Bitter dose of real-ity: Brazil real woes drive shipping firms to maelstrom

Sete Brazil holds 50% of rig builders’ order books.

Singapore’s headline offshore & marine firms are wearily scrambling for answers economic and political trends escalate in the south-american nation of Brazil, perhaps with none bigger than the fast-depreciating Brazilian Real.

According to a report by CIMB, Vard Holdings has recently issued a profit warning for its 3Q15 and FY15 earnings, blaming its Brazilian operations.

“Vard’s Brazilian operations have been struggling, especially Vard Promar, which has been weighed down by delays for the LPG carriers and slow ramp-up. Order drought has also resulted Vard Niteroi to be in losses, affecting deliveries of AHTS,” CIMB said.

Analysts from CIMB say middle-level talent management could be the thorn in Vard’s side, as its location in Pernambuco in under-developed northeastern Brazil has a smaller pool of skilled labour.

“It is also located adjacent to Estaleiro Atlantico Sul, which cancelled the seven drillships contract with Sete Brasil,” they said.

Meanwhile, the real problem hitting Vard in the face is the depreciating Brazilian real, which has exacerbated gloomy Brazilian earnings in 3Q15.

“Vard incurred forex losses amounting to NOK313m in 1H15, mainly from US$ loans in Brazil while its functional currency is the Brazilian real,” CIMB said.

On the other hand, not only Vard Holdings is being plagued by the Brazilian real epidemic, as analysts fear it could also stall negotiations for Keppel and Sembcorp Marine.

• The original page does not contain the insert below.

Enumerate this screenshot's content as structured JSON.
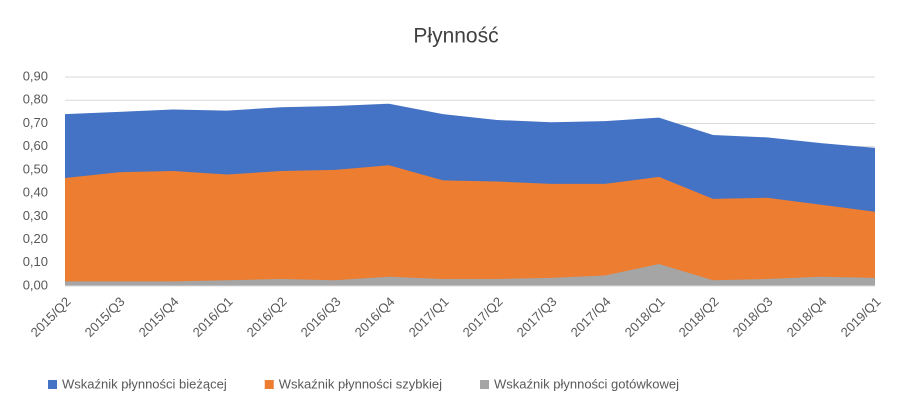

“Although execution risks for Sete Brasil could be limited for both KEP and SMM, we believe the depreciation in Brazilian reals could further hinder negotiations for construction outstanding payment for the drillships and semi-submersibles being built. SMM’s yard in Espirito Santo (southeast Brazil) could also face pressure to ramp up, albeit to a lesser extent vs. Vard Promar given its closer proximity to the state of Rio,” CIMB said.

The real has depreciated more than -50% since the contracts were awarded to the yards in 2012, and it’s therefore more costly to build a rig today.